- Plucks $1 billion a year out of economy, people’s pockets
- Provides meager long-term care benefit
- Democrats reject proposal for public vote
OLYMPIA – A proposed billion-dollar payroll tax is a bad deal for the people of Washington, says Sen. Doug Ericksen, R-Ferndale.
The new tax would fund a new state-managed long-term care insurance program. It was approved by the Senate Tuesday following lengthy debate on the proposal. House Bill 1087 now returns to the state House for concurrence on amendments.
“This bill offers a false promise,” Ericksen said. “At best this would provide a $36,000 lifetime benefit. But anyone with a relative in a nursing home will understand $36,000 doesn’t go very far. At best this billion-dollar tax would provide a few months of care – and at an enormous cost.”
The measure would impose a 0.58 percent payroll tax that would be deducted from employee paychecks. During debate in the Senate, majority Democrats rejected an amendment that would have placed the proposal on the November ballot and allowed the people of Washington to decide.

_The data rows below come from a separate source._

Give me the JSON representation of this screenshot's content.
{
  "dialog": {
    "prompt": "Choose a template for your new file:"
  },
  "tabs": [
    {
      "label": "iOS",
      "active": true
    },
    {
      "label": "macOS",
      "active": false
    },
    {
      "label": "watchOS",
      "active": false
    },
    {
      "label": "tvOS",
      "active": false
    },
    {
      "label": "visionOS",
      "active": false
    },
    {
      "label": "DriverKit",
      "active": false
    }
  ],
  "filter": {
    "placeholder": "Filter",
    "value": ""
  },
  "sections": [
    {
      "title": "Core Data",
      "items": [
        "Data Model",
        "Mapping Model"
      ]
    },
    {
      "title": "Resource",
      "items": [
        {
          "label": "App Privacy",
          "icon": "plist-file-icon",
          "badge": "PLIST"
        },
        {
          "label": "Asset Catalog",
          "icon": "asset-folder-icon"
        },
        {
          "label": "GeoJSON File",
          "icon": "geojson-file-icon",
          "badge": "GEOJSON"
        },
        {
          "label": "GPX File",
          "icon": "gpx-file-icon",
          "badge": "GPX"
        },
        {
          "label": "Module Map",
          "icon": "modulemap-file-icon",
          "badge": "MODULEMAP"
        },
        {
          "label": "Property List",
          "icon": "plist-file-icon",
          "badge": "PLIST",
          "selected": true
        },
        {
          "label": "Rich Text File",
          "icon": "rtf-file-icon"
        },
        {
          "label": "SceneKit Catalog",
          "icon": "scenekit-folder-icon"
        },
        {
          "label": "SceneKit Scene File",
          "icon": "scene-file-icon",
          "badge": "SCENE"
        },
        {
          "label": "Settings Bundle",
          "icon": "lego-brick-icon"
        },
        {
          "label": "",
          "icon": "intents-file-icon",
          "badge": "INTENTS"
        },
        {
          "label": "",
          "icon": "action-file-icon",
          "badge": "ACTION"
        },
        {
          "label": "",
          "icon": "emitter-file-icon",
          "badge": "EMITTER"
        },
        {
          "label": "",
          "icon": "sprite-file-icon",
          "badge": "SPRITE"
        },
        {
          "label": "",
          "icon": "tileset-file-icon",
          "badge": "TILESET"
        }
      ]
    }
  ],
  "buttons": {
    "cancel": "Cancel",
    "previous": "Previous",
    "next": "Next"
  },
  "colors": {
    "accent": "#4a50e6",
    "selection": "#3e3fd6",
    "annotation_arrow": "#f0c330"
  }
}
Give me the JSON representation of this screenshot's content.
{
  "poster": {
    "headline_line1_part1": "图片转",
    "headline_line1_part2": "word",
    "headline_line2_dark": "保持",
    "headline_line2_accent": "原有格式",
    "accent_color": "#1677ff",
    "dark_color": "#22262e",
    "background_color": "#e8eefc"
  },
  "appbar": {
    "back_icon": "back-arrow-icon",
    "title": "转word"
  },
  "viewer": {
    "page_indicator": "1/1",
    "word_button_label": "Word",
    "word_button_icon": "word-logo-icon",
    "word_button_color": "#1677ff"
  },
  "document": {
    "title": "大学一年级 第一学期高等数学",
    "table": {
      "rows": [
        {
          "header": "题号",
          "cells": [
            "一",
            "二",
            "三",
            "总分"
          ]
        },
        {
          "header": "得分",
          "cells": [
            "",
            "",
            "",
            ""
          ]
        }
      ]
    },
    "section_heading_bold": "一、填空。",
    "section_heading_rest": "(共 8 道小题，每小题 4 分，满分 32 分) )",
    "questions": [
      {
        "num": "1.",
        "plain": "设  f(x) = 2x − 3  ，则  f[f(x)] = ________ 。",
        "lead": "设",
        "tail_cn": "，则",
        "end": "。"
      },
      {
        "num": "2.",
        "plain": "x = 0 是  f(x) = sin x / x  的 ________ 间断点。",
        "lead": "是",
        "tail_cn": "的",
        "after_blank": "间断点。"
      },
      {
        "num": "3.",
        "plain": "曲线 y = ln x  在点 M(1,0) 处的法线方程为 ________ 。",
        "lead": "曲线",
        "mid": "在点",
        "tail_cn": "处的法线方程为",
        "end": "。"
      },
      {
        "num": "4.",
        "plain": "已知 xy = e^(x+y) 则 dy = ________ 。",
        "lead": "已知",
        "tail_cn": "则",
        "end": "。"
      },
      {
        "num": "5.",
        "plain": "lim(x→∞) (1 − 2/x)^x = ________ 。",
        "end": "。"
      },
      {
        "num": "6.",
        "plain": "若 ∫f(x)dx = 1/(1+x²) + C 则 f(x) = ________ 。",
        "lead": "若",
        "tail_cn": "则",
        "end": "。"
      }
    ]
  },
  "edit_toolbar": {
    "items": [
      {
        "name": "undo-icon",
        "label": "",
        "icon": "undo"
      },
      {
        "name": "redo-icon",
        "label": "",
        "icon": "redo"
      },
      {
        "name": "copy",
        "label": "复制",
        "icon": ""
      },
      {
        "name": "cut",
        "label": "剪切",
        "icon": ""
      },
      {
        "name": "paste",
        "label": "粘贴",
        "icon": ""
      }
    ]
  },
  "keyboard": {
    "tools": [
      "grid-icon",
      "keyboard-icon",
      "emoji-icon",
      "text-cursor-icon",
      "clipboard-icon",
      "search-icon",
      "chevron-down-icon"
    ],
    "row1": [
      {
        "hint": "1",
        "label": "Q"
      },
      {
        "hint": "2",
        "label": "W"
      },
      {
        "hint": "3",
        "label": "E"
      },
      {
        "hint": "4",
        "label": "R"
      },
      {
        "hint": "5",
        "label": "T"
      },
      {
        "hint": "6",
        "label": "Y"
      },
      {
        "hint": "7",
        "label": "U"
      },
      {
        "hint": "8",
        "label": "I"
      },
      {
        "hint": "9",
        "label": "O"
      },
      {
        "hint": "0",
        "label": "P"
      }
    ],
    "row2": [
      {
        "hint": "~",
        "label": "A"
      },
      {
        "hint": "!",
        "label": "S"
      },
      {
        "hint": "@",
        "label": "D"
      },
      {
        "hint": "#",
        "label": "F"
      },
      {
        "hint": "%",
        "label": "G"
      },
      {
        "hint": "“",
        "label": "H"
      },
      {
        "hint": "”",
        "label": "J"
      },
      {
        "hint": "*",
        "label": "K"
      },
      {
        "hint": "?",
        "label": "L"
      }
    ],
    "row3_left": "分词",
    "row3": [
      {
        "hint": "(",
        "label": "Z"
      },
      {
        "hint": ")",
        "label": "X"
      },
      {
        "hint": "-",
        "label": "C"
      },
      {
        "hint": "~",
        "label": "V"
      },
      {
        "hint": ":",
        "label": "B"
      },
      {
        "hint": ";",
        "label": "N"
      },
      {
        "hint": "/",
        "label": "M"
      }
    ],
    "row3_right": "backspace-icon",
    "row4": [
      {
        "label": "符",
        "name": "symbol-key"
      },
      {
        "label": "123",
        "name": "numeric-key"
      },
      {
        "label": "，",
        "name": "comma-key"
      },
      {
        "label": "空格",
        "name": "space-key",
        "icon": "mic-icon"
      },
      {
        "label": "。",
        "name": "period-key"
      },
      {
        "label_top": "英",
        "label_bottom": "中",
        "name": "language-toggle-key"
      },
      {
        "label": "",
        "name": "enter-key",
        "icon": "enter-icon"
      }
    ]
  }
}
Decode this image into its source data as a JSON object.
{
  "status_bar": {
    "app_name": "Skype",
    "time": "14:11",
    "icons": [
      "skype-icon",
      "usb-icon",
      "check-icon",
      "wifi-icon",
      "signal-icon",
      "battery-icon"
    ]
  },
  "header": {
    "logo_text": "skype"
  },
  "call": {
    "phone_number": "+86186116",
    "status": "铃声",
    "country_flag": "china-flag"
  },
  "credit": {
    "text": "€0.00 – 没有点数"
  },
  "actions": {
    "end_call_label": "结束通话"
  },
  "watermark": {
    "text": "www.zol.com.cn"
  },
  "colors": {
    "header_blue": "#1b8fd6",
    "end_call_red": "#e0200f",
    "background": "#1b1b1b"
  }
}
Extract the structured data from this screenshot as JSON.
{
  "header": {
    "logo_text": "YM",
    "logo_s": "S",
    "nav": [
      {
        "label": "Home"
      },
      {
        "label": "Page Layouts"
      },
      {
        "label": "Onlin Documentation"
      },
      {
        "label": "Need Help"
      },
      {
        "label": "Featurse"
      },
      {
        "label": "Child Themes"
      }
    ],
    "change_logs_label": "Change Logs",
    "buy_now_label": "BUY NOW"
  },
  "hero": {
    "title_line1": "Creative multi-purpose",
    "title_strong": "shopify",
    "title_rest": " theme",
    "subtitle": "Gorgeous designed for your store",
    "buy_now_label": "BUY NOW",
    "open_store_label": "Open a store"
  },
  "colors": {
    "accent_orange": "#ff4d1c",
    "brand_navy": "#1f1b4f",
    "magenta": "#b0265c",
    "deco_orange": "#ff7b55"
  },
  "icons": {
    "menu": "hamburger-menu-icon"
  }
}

“It is unfortunate that the people will get no say in this matter, because if they are asked, I am sure they would say no,” Ericksen said. “They would ask tough questions the Legislature has been doing its best to avoid. Is this a good return on investment? How much of this would be swallowed up by state-agency overhead costs? The bill’s advocates can’t or won’t tell us.
“The cost of long-term care is a real problem. But this won’t solve it. Nor have we seen large numbers of people in Olympia demanding that we tax them more to pay for it. One billion dollars is a lot of money, even by the standards of Washington, D.C. and Washington state. We shouldn’t force this enormous tax on the people of Washington state when we have no reason to believe they want it.”